It was a staggeringly inept performance against a decent, but no better, Everton side. At times we veered towards the kind of shambolic display we've seen against Ajax, Southampton, CSKA, Liverpool etc. in recent years. We looked completely ragged, and the lack of composure on display was, for a supposedly top side, staggering.
For me, our main problem was, and invariably is, the lack of compactness from front to back. I honestly haven't seen a team anywhere, at any level, this season, that plays with such ridiculously huge gaps between the lines. Inasmuch as there is so often so much talk about our 'midfield two' being the root of our problems, we saw again last night - as we have done countless other times this season - that sticking an extra man in midfield makes next to no difference. It was still ridiculously easy for them to drop balls into their front men, or into players stood in twenty yards of space in front of the back four.
As far as I can see, we either have to allow our defenders to stay deep, in which case the central midfielders have to stay right on their toes (and then we look to play on the counter at pace), or else we need to get our centre halves up the pitch and close up the gaps that way - i.e. play like we did against Chelsea at the start of the season, when Kompany and Mangala were right up on the halfway line, hitting Costa aggressively and early. For me, that's when we're at our best - the midfield two, including Yaya, was no problem at the start of the season when we were much more compact, and it allows our forward players to play much closer together. Contrary to the general view, I think our problem is that we defend far too deep - there were times last night where Everton turned the ball over in their own area, and our centre halves were stood some 25 yards back in their own half. If you were to watch Bayern, for example - in a similar situation, their back four would be a good 15, even 20 yards higher up the pitch. It's no wonder we can't press effectively, when the midfield is being to asked to cover a gap of 50-60 yards (although that doesn't excuse our forward players, who still don't work anywhere near hard enough).

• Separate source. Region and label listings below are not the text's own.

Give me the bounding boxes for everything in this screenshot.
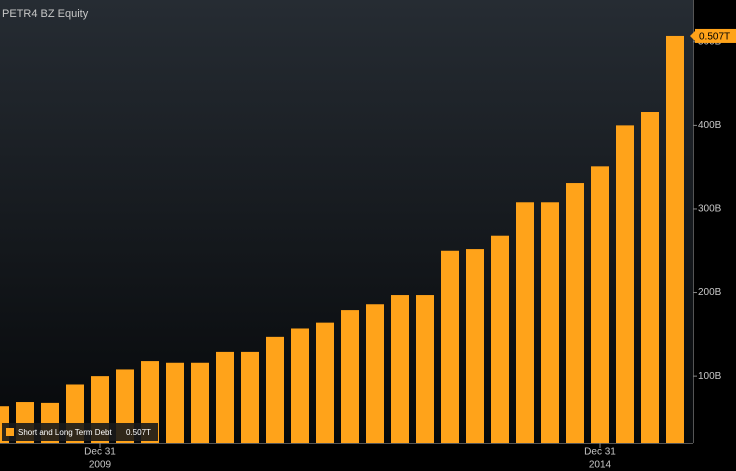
bar	[391, 295, 409, 443]
bar	[141, 361, 159, 443]
legend-swatch	[6, 428, 14, 436]
value-label: 0.507T	[699, 32, 730, 43]
legend-value: 0.507T	[126, 428, 151, 437]
y-tick-label: 200B	[698, 287, 722, 298]
legend-box	[2, 423, 158, 441]
bar	[191, 362, 209, 443]
bar	[566, 183, 584, 443]
chart-title: PETR4 BZ Equity	[2, 8, 89, 20]
y-tick-label: 100B	[698, 371, 722, 382]
bar	[266, 336, 284, 443]
bar	[291, 328, 309, 443]
bar	[666, 35, 684, 443]
bar	[466, 249, 484, 443]
bar	[491, 235, 509, 443]
value-tag	[695, 28, 736, 43]
bar	[241, 351, 259, 443]
bar	[341, 310, 359, 443]
bar	[166, 362, 184, 443]
bar	[416, 295, 434, 443]
bar	[441, 250, 459, 443]
bar	[591, 166, 609, 443]
x-tick-year: 2014	[589, 460, 612, 471]
bar	[641, 112, 659, 443]
bar	[541, 202, 559, 443]
x-tick-label: Dec 31	[84, 447, 116, 458]
bar	[516, 202, 534, 443]
value-tag-pointer	[690, 30, 695, 41]
y-tick-label: 300B	[698, 204, 722, 215]
x-tick-year: 2009	[89, 460, 112, 471]
bar	[316, 322, 334, 443]
x-tick-label: Dec 31	[584, 447, 616, 458]
y-tick-label: 400B	[698, 120, 722, 131]
bar	[616, 125, 634, 443]
bar	[216, 351, 234, 443]
bar	[366, 304, 384, 443]
legend-label: Short and Long Term Debt	[18, 428, 112, 437]
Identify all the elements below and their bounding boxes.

The change we'll see in this regard if and when Guardiola arrives will be seismic. Someone (perhaps Prestwich Blue?) posted a link in the Guardiola thread a while back to a good article explaining how so much of his (Guardiola's, not Prestwich Blue's!) philosophy turns on keeping the team compact and the gaps between players as short as possible. The extent of the difference between how we're playing at the moment, and how we're likely to play under Guardiola, makes it nigh on impossible to judge, on the basis of current performances, who will thrive and who won't under him. To look at Yaya last night, you might well argue that he's finished as a top-level player; under Guardiola, he might still have two or three years left in him, perhaps in the Alonso role. Someone like Nasri, who many would consider too lazy to find favour with Guardiola, might thrive in a side in which the players are asked to cover shorter distances in sharper bursts. At any rate, his arrival can't come soon enough - I like Pellegrini, and have backed him plenty of times in the past, but his time with us has obviously come to an end, and there were points last night where I thought he'd lost the plot (the Fernando sub is still one which, with the greatest will in the world, I can't get my head around). I just hope we can somehow turn things around for the rest of the season, because at the moment, honestly, I fear that we're going to fall away horribly.